Nonostante l’ultimo raccolto sia stato scarso, le mele costituiscono quasi un caso unico nel mondo ortofrutticolo italiano: infatti la domanda è costantemente vivace. Il merito è anche dovuto alle profonde logiche di marketing del segmento, che vedono schierati consorzi e marchi che rivaleggiano ad armi pari con le altre imprese del largo consumo. Le mele, insomma, hanno rifiutato l’etichetta di commodity, per dare valore al prodotto, al brand, alla comunicazione.

In questo mercato, moderno e competitivo, si è registrato ieri un nuovo importante ingresso, quello di Melavì, organizzazione di produttori che concentra su di sé la mela tipica coltivata nelle terre valtellinesi, per un totale di 30.000 tonnellate, conferite dai 700 soci.
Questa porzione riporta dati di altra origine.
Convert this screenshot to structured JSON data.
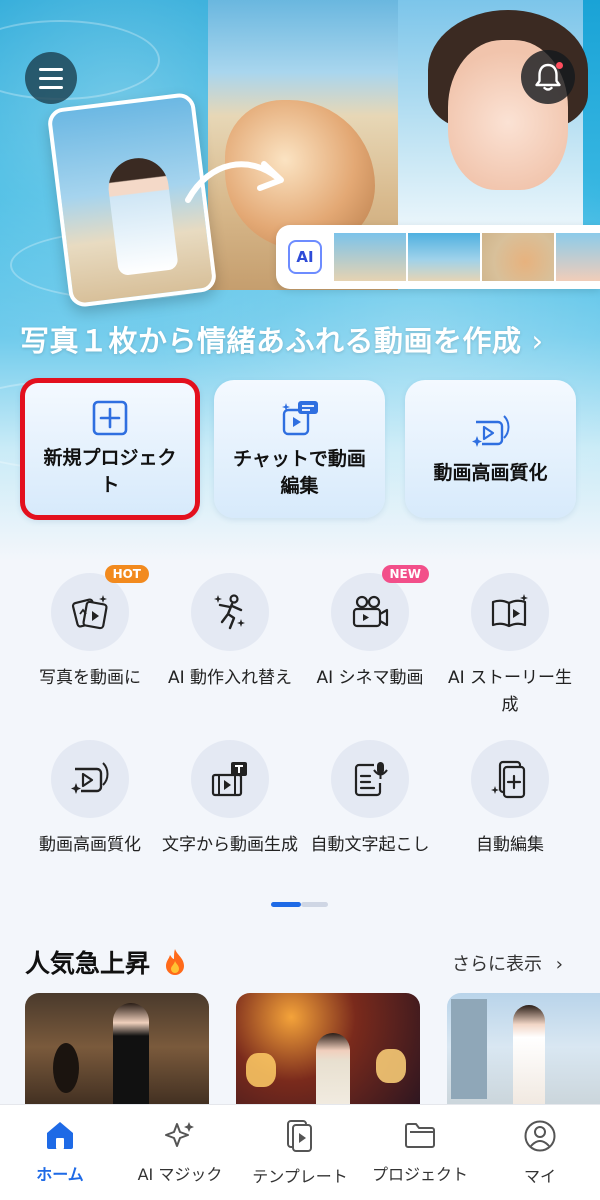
{
  "hero": {
    "title": "写真１枚から情緒あふれる動画を作成",
    "title_chevron": "›",
    "ai_badge": "AI"
  },
  "actions": [
    {
      "label": "新規プロジェクト",
      "icon": "plus-square-icon",
      "selected": true
    },
    {
      "label": "チャットで動画編集",
      "icon": "chat-video-icon"
    },
    {
      "label": "動画高画質化",
      "icon": "video-sparkle-icon"
    }
  ],
  "tools": [
    {
      "label": "写真を動画に",
      "icon": "photo-to-video-icon",
      "badge": "HOT"
    },
    {
      "label": "AI 動作入れ替え",
      "icon": "dance-figure-icon"
    },
    {
      "label": "AI シネマ動画",
      "icon": "movie-camera-icon",
      "badge": "NEW"
    },
    {
      "label": "AI ストーリー生成",
      "icon": "story-book-icon"
    },
    {
      "label": "動画高画質化",
      "icon": "video-sparkle-icon"
    },
    {
      "label": "文字から動画生成",
      "icon": "text-to-video-icon"
    },
    {
      "label": "自動文字起こし",
      "icon": "transcript-mic-icon"
    },
    {
      "label": "自動編集",
      "icon": "auto-edit-icon"
    }
  ],
  "trending": {
    "title": "人気急上昇",
    "title_icon": "fire-icon",
    "more": "さらに表示",
    "more_chevron": "›"
  },
  "nav": [
    {
      "label": "ホーム",
      "icon": "home-icon",
      "active": true
    },
    {
      "label": "AI マジック",
      "icon": "sparkle-icon"
    },
    {
      "label": "テンプレート",
      "icon": "template-icon"
    },
    {
      "label": "プロジェクト",
      "icon": "folder-icon"
    },
    {
      "label": "マイ",
      "icon": "profile-icon"
    }
  ],
  "colors": {
    "accent": "#1e6ae6",
    "selected_border": "#e3101e",
    "hot_badge": "#f28a1e",
    "new_badge": "#f24f8a"
  }
}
La poltrona di presidente è andata a Gianluigi Quagelli, che dovrà dirigere 130 dipendenti, che diventano 160 durante i picchi stagionali della raccolta (settembre-ottobre).

“Una decisione straordinaria e per certi versi storica che aiuterà i produttori valtellinesi ad essere più forti sul mercato interno, e a conquistare anche quelli lontani: è a questo che servono le cooperative, a valorizzare il lavoro dei soci agricoli e a renderli protagonisti”: commenta il presidente di Fedagri e dell’Alleanza delle Cooperative Agroalimentari Maurizio Gardini.

La superficie coltivata è complessivamente di 800 ettari, tutti in altitudine, su terreni in pendenza e ben esposti al sole. I volumi di fatturato della Mela di Valtellina, che nel 2010 ha ottenuto il riconoscimento comunitario IGP, oscillano tra i 20 e i 23 milioni di euro, ottenuti prevalentemente dalla commercializzazione a livello nazionale.